With the onset of healthcare reforms, the individual health insurance market is set for a major expansion. Insurers need to decipher whether they can profitably expand their presence into this segment. Obviously, making the transition is not going to be easy. Insurers have already realized that their overall profitability might be compromised by MLR restrictions with health insurance exchanges likely to be unforgiving on substantial premium hikes. Payers on the exchanges are expected to showcase products with competitive costs. This discussion delves into how payers can continue to drive profits in the face of such rising challenges.

Choosing business model isn’t easy but it isn’t impossible either
Building a profitable business strategy on the exchanges might translate into stepping away from the traditional pricing structures previously used in acquiring new consumers. The age old dependency on better risk selection might have to be decreased and underwriting precision may no longer hold the key to long-term profitability. The focus needs to be shifted on creating compelling product offerings that maximize the potential for consumer engagement with the “Invincibles.”

With almost similar benefits structures in the reformed market, product configuration might no longer be the principal differentiator. Insurers need to capture the customer’s attention with new product designs—especially targeting the Invincibles, who are new to health insurance but very price and network conscious. This new way of looking at value proposition of health insurance products includes better consumer guidance and greater affordability.

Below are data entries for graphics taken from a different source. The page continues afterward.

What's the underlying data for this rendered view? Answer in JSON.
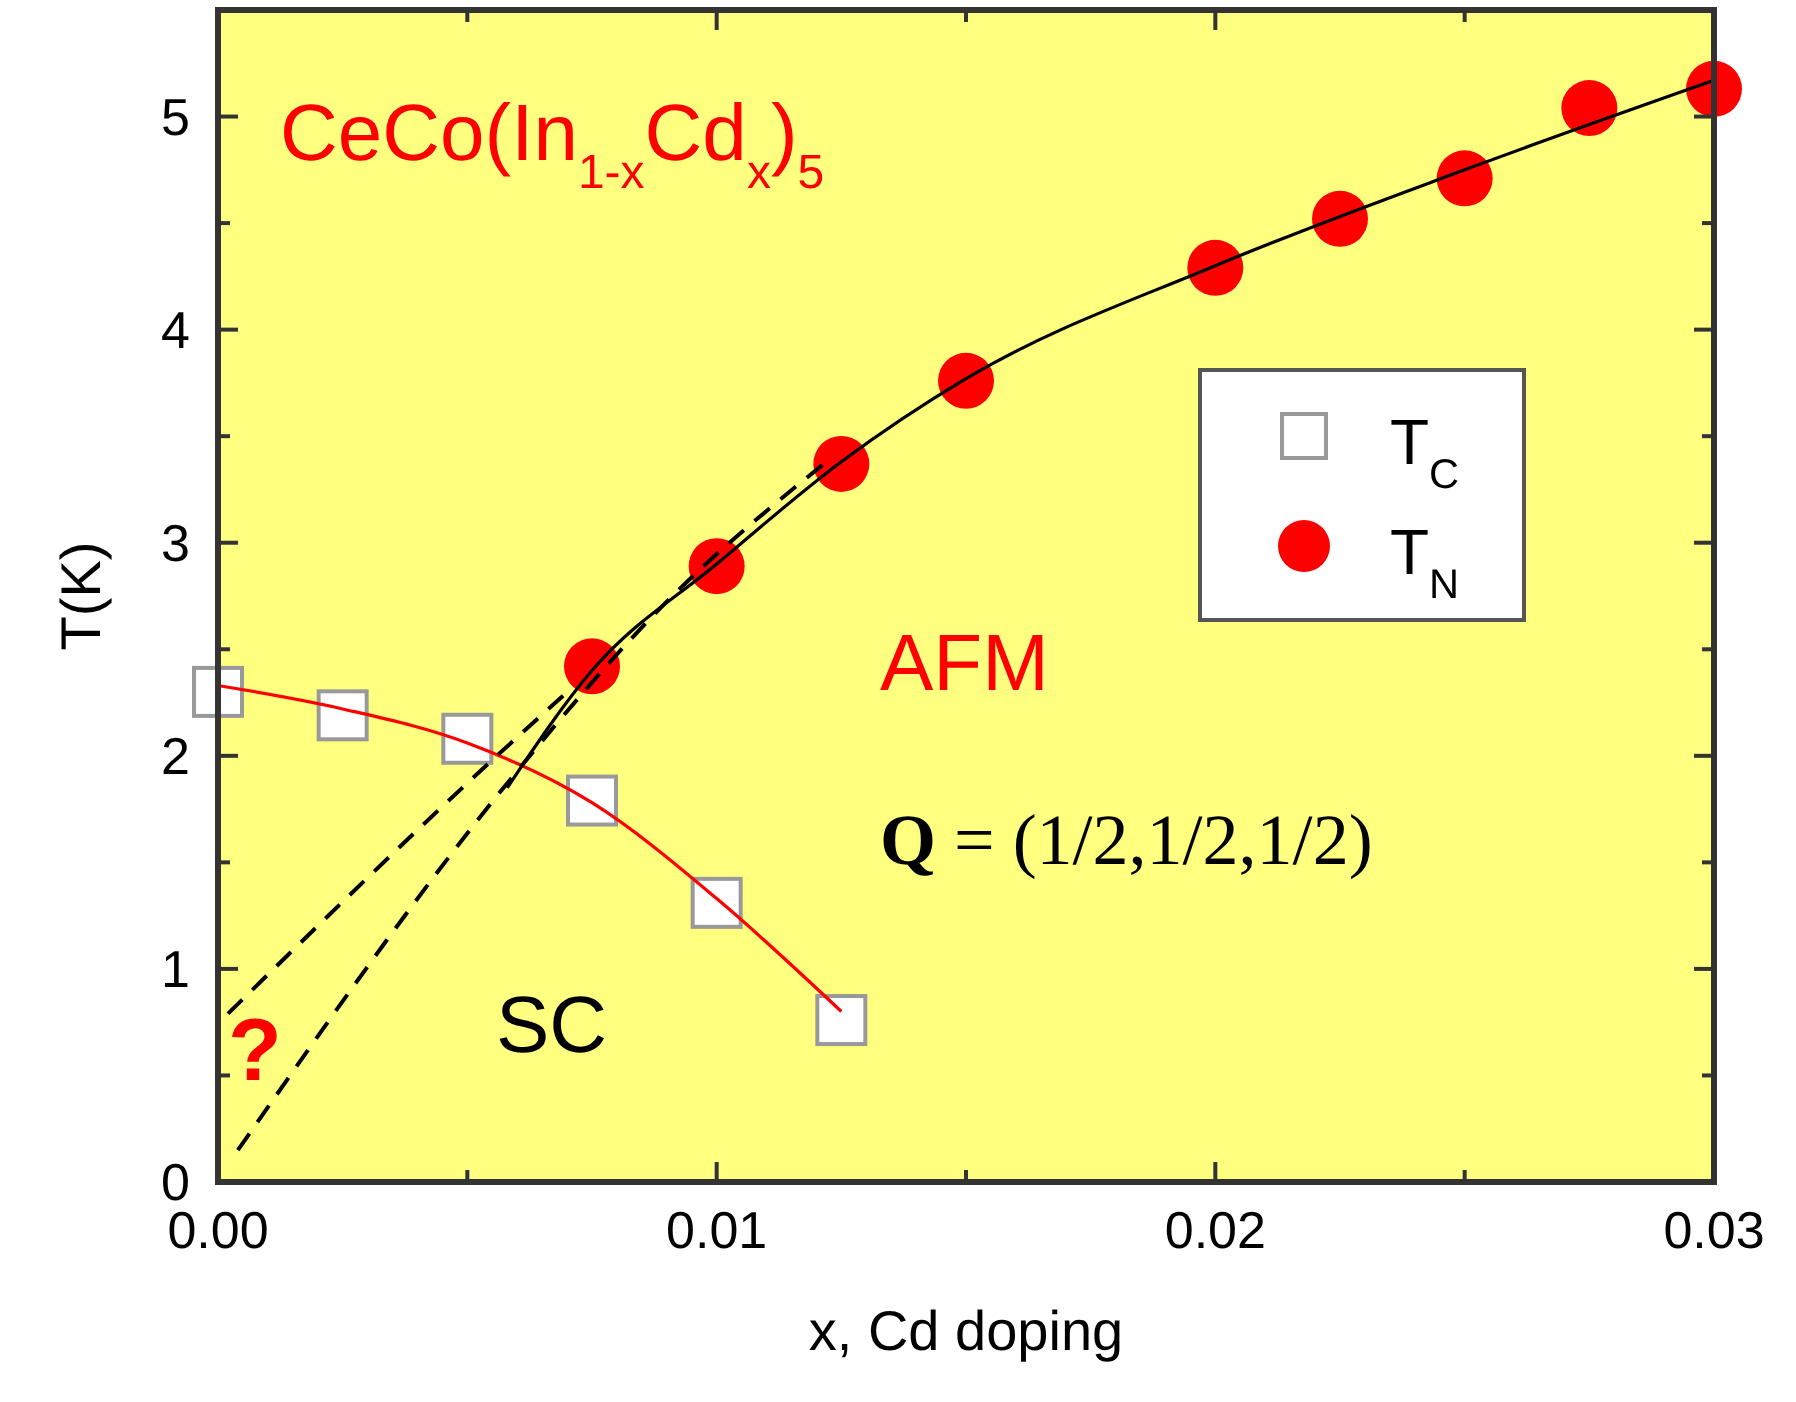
{
  "chart_data": {
    "type": "scatter",
    "xlabel": "x, Cd doping",
    "ylabel": "T(K)",
    "xlim": [
      0,
      0.03
    ],
    "ylim": [
      0,
      5.5
    ],
    "xticks": [
      {
        "value": 0,
        "label": "0.00"
      },
      {
        "value": 0.005,
        "label": null
      },
      {
        "value": 0.01,
        "label": "0.01"
      },
      {
        "value": 0.015,
        "label": null
      },
      {
        "value": 0.02,
        "label": "0.02"
      },
      {
        "value": 0.025,
        "label": null
      },
      {
        "value": 0.03,
        "label": "0.03"
      }
    ],
    "yticks": [
      0,
      {
        "value": 0.5,
        "label": null
      },
      1,
      {
        "value": 1.5,
        "label": null
      },
      2,
      {
        "value": 2.5,
        "label": null
      },
      3,
      {
        "value": 3.5,
        "label": null
      },
      4,
      {
        "value": 4.5,
        "label": null
      },
      5
    ],
    "grid": false,
    "legend": "right",
    "series": [
      {
        "type": "line",
        "color": "#ff0000",
        "line_style": "solid",
        "x": [
          0,
          0.0025,
          0.005,
          0.0075,
          0.01,
          0.0125
        ],
        "values": [
          2.33,
          2.22,
          2.06,
          1.78,
          1.33,
          0.8
        ]
      },
      {
        "type": "line",
        "color": "#000000",
        "line_style": "solid",
        "x": [
          0.0058,
          0.0075,
          0.01,
          0.0125,
          0.015,
          0.02,
          0.025,
          0.03
        ],
        "values": [
          1.85,
          2.4,
          2.9,
          3.38,
          3.77,
          4.3,
          4.75,
          5.17
        ]
      },
      {
        "type": "line",
        "color": "#000000",
        "line_style": "dashed",
        "x": [
          0.0004,
          0.0059,
          0.0089,
          0.0122
        ],
        "values": [
          0.15,
          1.9,
          2.7,
          3.38
        ]
      },
      {
        "type": "line",
        "color": "#000000",
        "line_style": "dashed",
        "x": [
          0.0002,
          0.0055,
          0.0071
        ],
        "values": [
          0.79,
          1.98,
          2.32
        ]
      },
      {
        "name": "T$_{C}$",
        "color": "#ffffff",
        "marker": "square",
        "x": [
          0,
          0.0025,
          0.005,
          0.0075,
          0.01,
          0.0125
        ],
        "values": [
          2.3,
          2.19,
          2.08,
          1.79,
          1.31,
          0.76
        ]
      },
      {
        "name": "T$_{N}$",
        "color": "#ff0000",
        "marker": "circle",
        "x": [
          0.0075,
          0.01,
          0.0125,
          0.015,
          0.02,
          0.0225,
          0.025,
          0.0275,
          0.03
        ],
        "values": [
          2.42,
          2.89,
          3.37,
          3.76,
          4.29,
          4.52,
          4.71,
          5.04,
          5.13
        ]
      }
    ],
    "annotations": [
      "CeCo(In$_{1-x}$Cd$_{x}$)$_{5}$",
      "AFM",
      "Q = (1/2,1/2,1/2)",
      "SC",
      "?"
    ]
  }
}
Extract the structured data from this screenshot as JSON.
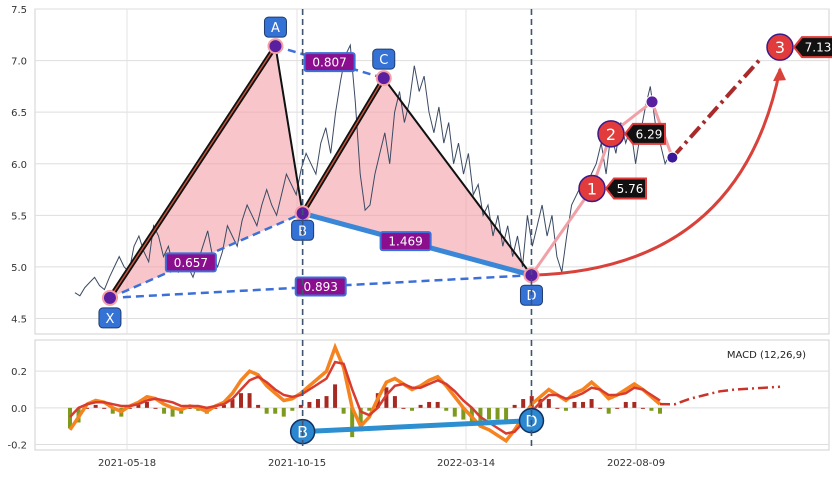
{
  "chart_data": [
    {
      "type": "line",
      "panel": "price",
      "grid": true,
      "x_ticks": [
        "2021-05-18",
        "2021-10-15",
        "2022-03-14",
        "2022-08-09"
      ],
      "y_ticks": [
        "4.5",
        "5.0",
        "5.5",
        "6.0",
        "6.5",
        "7.0",
        "7.5"
      ],
      "ylim": [
        4.35,
        7.5
      ],
      "series": [
        {
          "kind": "price",
          "values": [
            4.75,
            4.72,
            4.8,
            4.85,
            4.9,
            4.82,
            4.78,
            4.9,
            5.0,
            5.1,
            5.0,
            4.95,
            5.2,
            5.3,
            5.15,
            5.05,
            5.4,
            5.3,
            5.1,
            5.2,
            5.0,
            4.95,
            5.1,
            5.0,
            4.9,
            5.05,
            5.2,
            5.35,
            5.1,
            5.0,
            5.15,
            5.4,
            5.3,
            5.2,
            5.45,
            5.6,
            5.5,
            5.4,
            5.6,
            5.75,
            5.6,
            5.5,
            5.7,
            5.9,
            5.8,
            5.7,
            5.95,
            6.1,
            6.0,
            5.9,
            6.2,
            6.35,
            6.1,
            6.5,
            6.8,
            7.05,
            7.15,
            6.6,
            5.9,
            5.55,
            5.6,
            5.9,
            6.1,
            6.3,
            6.0,
            6.5,
            6.7,
            6.4,
            6.6,
            6.95,
            6.7,
            6.85,
            6.5,
            6.3,
            6.55,
            6.2,
            6.4,
            6.0,
            6.2,
            5.9,
            6.1,
            5.7,
            5.8,
            5.5,
            5.6,
            5.3,
            5.5,
            5.2,
            5.4,
            5.1,
            5.3,
            5.0,
            5.5,
            5.2,
            5.4,
            5.6,
            5.3,
            5.5,
            5.1,
            4.95,
            5.3,
            5.6,
            5.7,
            5.8,
            5.7,
            5.9,
            6.0,
            6.2,
            5.9,
            6.3,
            6.1,
            6.4,
            6.2,
            6.35,
            6.0,
            6.3,
            6.55,
            6.75,
            6.4,
            6.2,
            6.0,
            6.1
          ]
        }
      ],
      "pattern_points": [
        {
          "label": "X",
          "x": "2021-04-28",
          "y": 4.7
        },
        {
          "label": "A",
          "x": "2021-09-26",
          "y": 7.14
        },
        {
          "label": "B",
          "x": "2021-10-20",
          "y": 5.52
        },
        {
          "label": "C",
          "x": "2021-12-31",
          "y": 6.83
        },
        {
          "label": "D",
          "x": "2022-05-10",
          "y": 4.92
        }
      ],
      "ratios": [
        {
          "from": "X",
          "to": "B",
          "label": "0.657"
        },
        {
          "from": "A",
          "to": "C",
          "label": "0.807"
        },
        {
          "from": "B",
          "to": "D",
          "label": "1.469"
        },
        {
          "from": "X",
          "to": "D",
          "label": "0.893"
        }
      ],
      "targets": [
        {
          "label": "1",
          "value": "5.76",
          "y": 5.76
        },
        {
          "label": "2",
          "value": "6.29",
          "y": 6.29
        },
        {
          "label": "3",
          "value": "7.13",
          "y": 7.13
        }
      ],
      "projection_points": [
        {
          "x": "2022-08-24",
          "y": 6.6
        },
        {
          "x": "2022-09-12",
          "y": 6.06
        }
      ],
      "colors": {
        "fill": "#f4a0a6",
        "leg": "#111111",
        "leg_inner": "#c8553d",
        "bd_line": "#3a87d8",
        "dashed": "#3c6fd8",
        "target": "#e23b3b",
        "label_box": "#8b0e8e",
        "point_box": "#3572d6",
        "price": "#3b4a63"
      }
    },
    {
      "type": "bar",
      "panel": "macd",
      "legend": "MACD (12,26,9)",
      "legend_position": "top-right",
      "grid": true,
      "y_ticks": [
        "-0.2",
        "0.0",
        "0.2"
      ],
      "ylim": [
        -0.23,
        0.37
      ],
      "macd": [
        -0.12,
        -0.05,
        0.02,
        0.04,
        0.03,
        0.0,
        -0.02,
        0.01,
        0.03,
        0.06,
        0.05,
        0.02,
        0.0,
        -0.01,
        0.01,
        0.0,
        -0.02,
        0.01,
        0.03,
        0.08,
        0.15,
        0.2,
        0.18,
        0.12,
        0.08,
        0.04,
        0.05,
        0.08,
        0.12,
        0.16,
        0.2,
        0.33,
        0.22,
        0.0,
        -0.1,
        -0.05,
        0.05,
        0.14,
        0.16,
        0.13,
        0.1,
        0.12,
        0.15,
        0.17,
        0.12,
        0.06,
        0.0,
        -0.05,
        -0.1,
        -0.12,
        -0.15,
        -0.18,
        -0.12,
        -0.05,
        0.02,
        0.06,
        0.1,
        0.07,
        0.04,
        0.08,
        0.1,
        0.14,
        0.1,
        0.05,
        0.07,
        0.1,
        0.13,
        0.1,
        0.06,
        0.02
      ],
      "signal": [
        -0.05,
        0.0,
        0.02,
        0.03,
        0.03,
        0.02,
        0.01,
        0.01,
        0.02,
        0.04,
        0.05,
        0.04,
        0.03,
        0.01,
        0.01,
        0.01,
        0.0,
        0.01,
        0.02,
        0.05,
        0.1,
        0.15,
        0.17,
        0.14,
        0.1,
        0.07,
        0.06,
        0.07,
        0.1,
        0.13,
        0.16,
        0.25,
        0.24,
        0.1,
        -0.02,
        -0.04,
        0.0,
        0.07,
        0.12,
        0.13,
        0.11,
        0.11,
        0.13,
        0.15,
        0.13,
        0.09,
        0.04,
        0.0,
        -0.05,
        -0.08,
        -0.11,
        -0.14,
        -0.13,
        -0.08,
        -0.02,
        0.03,
        0.07,
        0.07,
        0.05,
        0.06,
        0.08,
        0.11,
        0.1,
        0.07,
        0.07,
        0.08,
        0.11,
        0.1,
        0.07,
        0.04
      ],
      "projection": [
        0.02,
        0.05,
        0.07,
        0.09,
        0.1,
        0.105,
        0.11,
        0.115
      ],
      "bd_points": [
        {
          "label": "B",
          "y": -0.13
        },
        {
          "label": "D",
          "y": -0.07
        }
      ],
      "colors": {
        "macd": "#f5831f",
        "signal": "#d93b2f",
        "hist_pos": "#a62a22",
        "hist_neg": "#7e9a1e",
        "bd_line": "#2d8fd0",
        "marker": "#2a87d0"
      }
    }
  ]
}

Insurers need to understand that with reforms taking root, the emphasis is upon significantly improving the outcome of care. Thus, better provider networks which can ensure enhanced quality of care become imperative to success. Considering these aspects, three possible types of business designs emerge:

1. Low-cost business model that emphasizes affordability— the value proposition here is providing the maximum coverage for the lowest premiums and minimum out-of-pocket expenses. Getting the pricing right here is perhaps the biggest challenge here. Such health plans are likely to have:
•    Pricing as the USP
•    Limited provider network
•    Little room for plan customization
•    Self-service model
•    Greater presence on the Exchanges

This is essentially a no-frills package that seeks to keep administrative costs at the bare minimum and will, thus, address the most basic of consumers’ health coverage requirements. This kind of business model is not meant for every insurer, particularly those who don’t have prior experience of succeeding in the restricted-margin category.

2. Customer-targeted business model that emphasizes tailored solutions— these health plans can be positioned across specific populations and regional demographics. Here, the value proposition lies in meeting the unique healthcare coverage challenges of an area along with targeted branding for hyper-selective customer engagement. Deciphering the unique customer preferences to create a compelling product is likely to be the biggest challenge. These types of health plans are likely to have:
•    Customer-centric health plans as the USP
•    Plans targeted at different demographics like ethnicity, index of diseases
•    Coverage targeted at specific populations
•    Reasonable room for customization
•    Emphasis on building consumer loyalty
•    Very limited presence on the Exchanges

This is essentially a consumer-conscious approach with focus on enrolling small populations with specific health insurance requirements. This could mean taking a defined range of risks, serving less-penetrated populations and developing a portfolio of plans that might have no takers in other regions. For instance, a health plan providing coverage for a chronic disease that is endemic to an area or providing health plans with Hispanic providers in predominantly-Hispanic neighborhoods. This can be interpreted as the neighborhood or the community approach to selling health plans.

3. Service-oriented, basic product model with superior customer service— the value proposition lies in creating a competitive but not exclusive insurance product and mating it with the best in customer service, allowing the maximum room for accessibility and personalization. The idea is to provide an impressive array of customer services along with tailored benefits that help decision-making and provide multiple options for out-of-pocket expenses payments. Such health plans are likely to have:
•    Maximum room for customization
•    Multiple customer service models
•    Greater connection with consumers via social media
•    Emphasis on guiding and assisting consumers throughout a product’s lifecycle
•    Greater focus on addressing traditionally unanswered needs of consumers
•    Negligible presence on the Exchanges

Looking Beyond Basic Business Model Questions
Along with considering these business models, payers need to find answers to some basic questions that are due to arise in the new Exchange market. They need to decipher how the profit margin will be affected by:
•    Insurer ratings
•    Risk increases
•    Buying behavior of first-time consumers
•    Selling exchange plans in the off-Exchange marketplace
•    States’ interpretation of ACA provisions

Each of these factors can make a significant impact on the buying decision of the consumer irrespective of whether the payer chooses to participate in health insurance exchanges or not.